Roul eyed the papers tossed about the desk with her name in his hand, all the i’s dotted, t’s crossed, boxes checked. Some a month or more late, if one wanted to get picky, but still, one couldn’t argue he hadn’t done the work. “Yet you keep me.” He tucked the pen back into its well and gave his chair a shove back from the desk. “You know I shall have to remember that when you’re on trial for your part in what happened at Kalas,” he said, rising to his feet.
Kinari went a shade paler than her already alabaster self. “What did you just-”

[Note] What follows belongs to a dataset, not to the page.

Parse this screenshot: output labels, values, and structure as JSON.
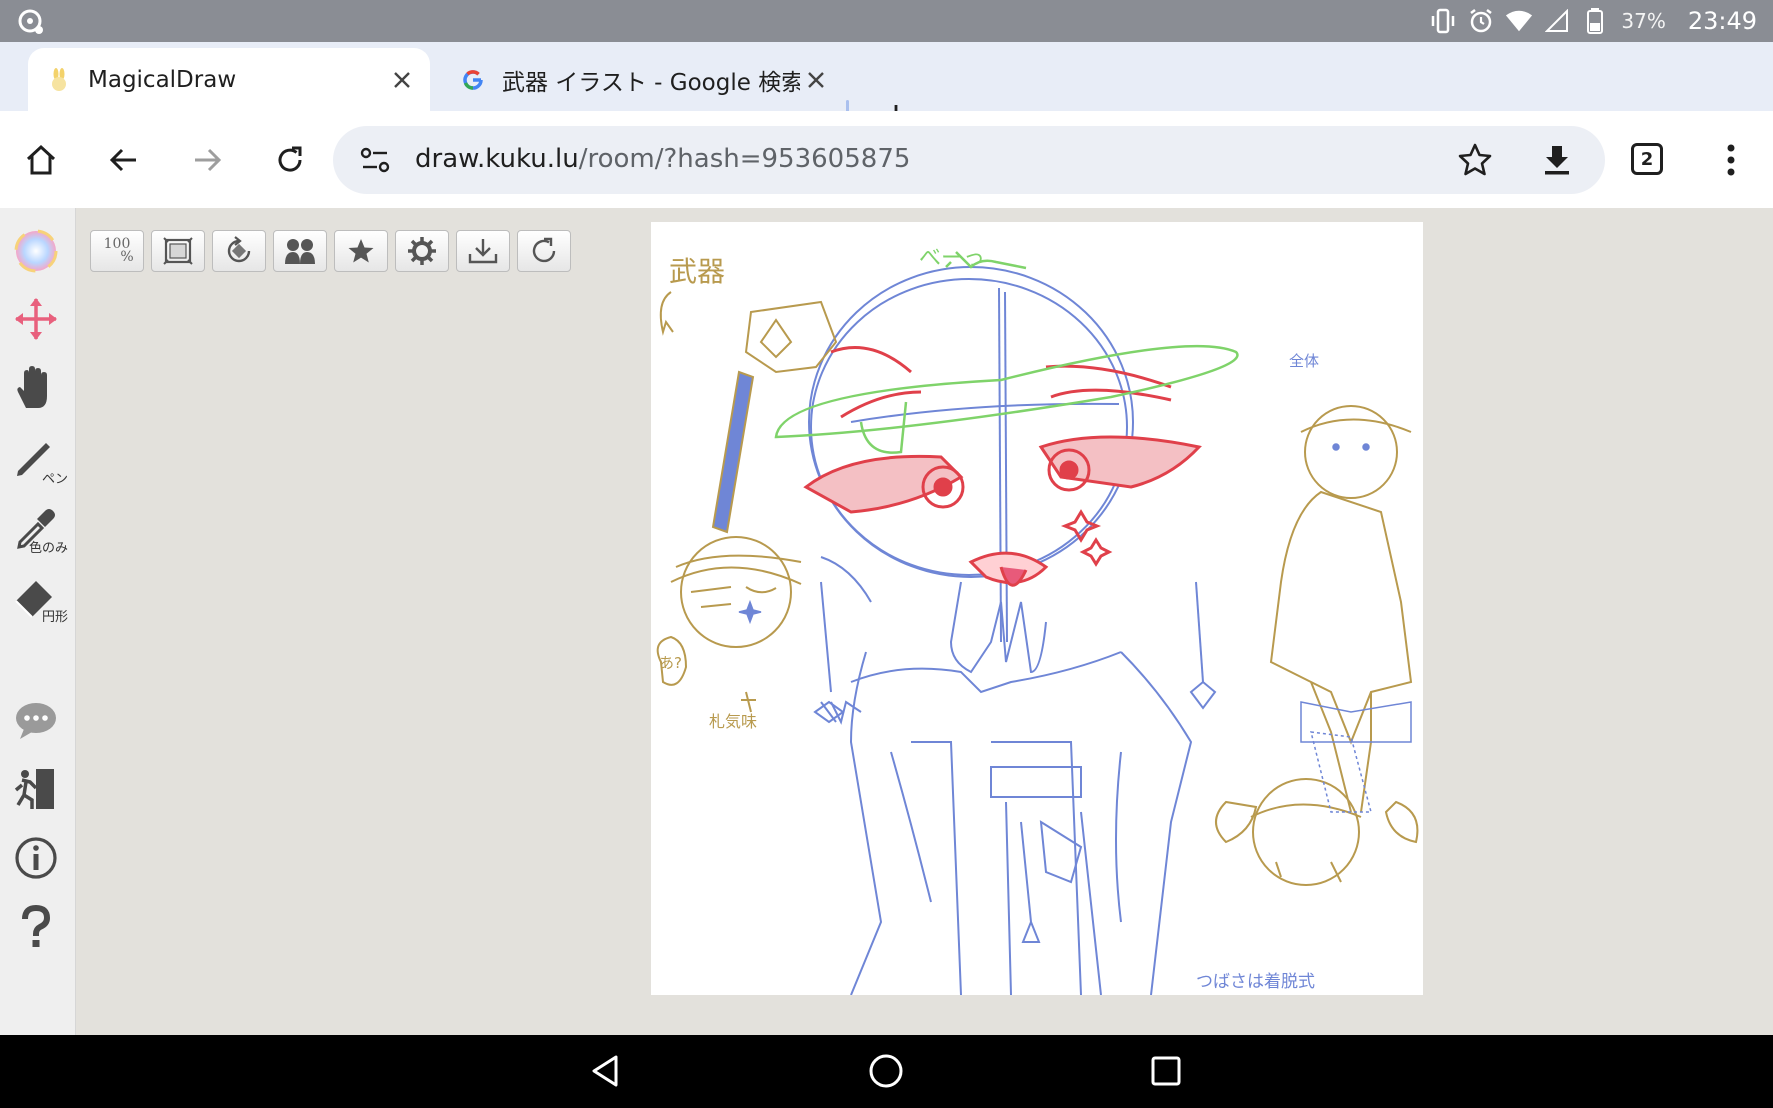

Roul made a point of ignoring her as he gathered his cloak from the back of the chair. “Who, me?” he addressed the invisible inquisition. “No, no, I’m useless. She did it all herself.”
“Surely you do not mean to imply- Where are you going?”
“Oh,” said Roul, flipping the cloak over his shoulder, “I am sure there is some useless debauchery about that I can amuse myself with, and if not, I’m more than capable of creating my own. You,” he added with a grin, “have a gateway to find.”
“But about the trial-”
He waved off her protest as he made his way for the door. “No one will know you had a hand in it while either of us breathes.” There was that look of the matron about to scold again. “Happy searching,” he called cheerfully over his shoulder as he shrugged into the sleeves.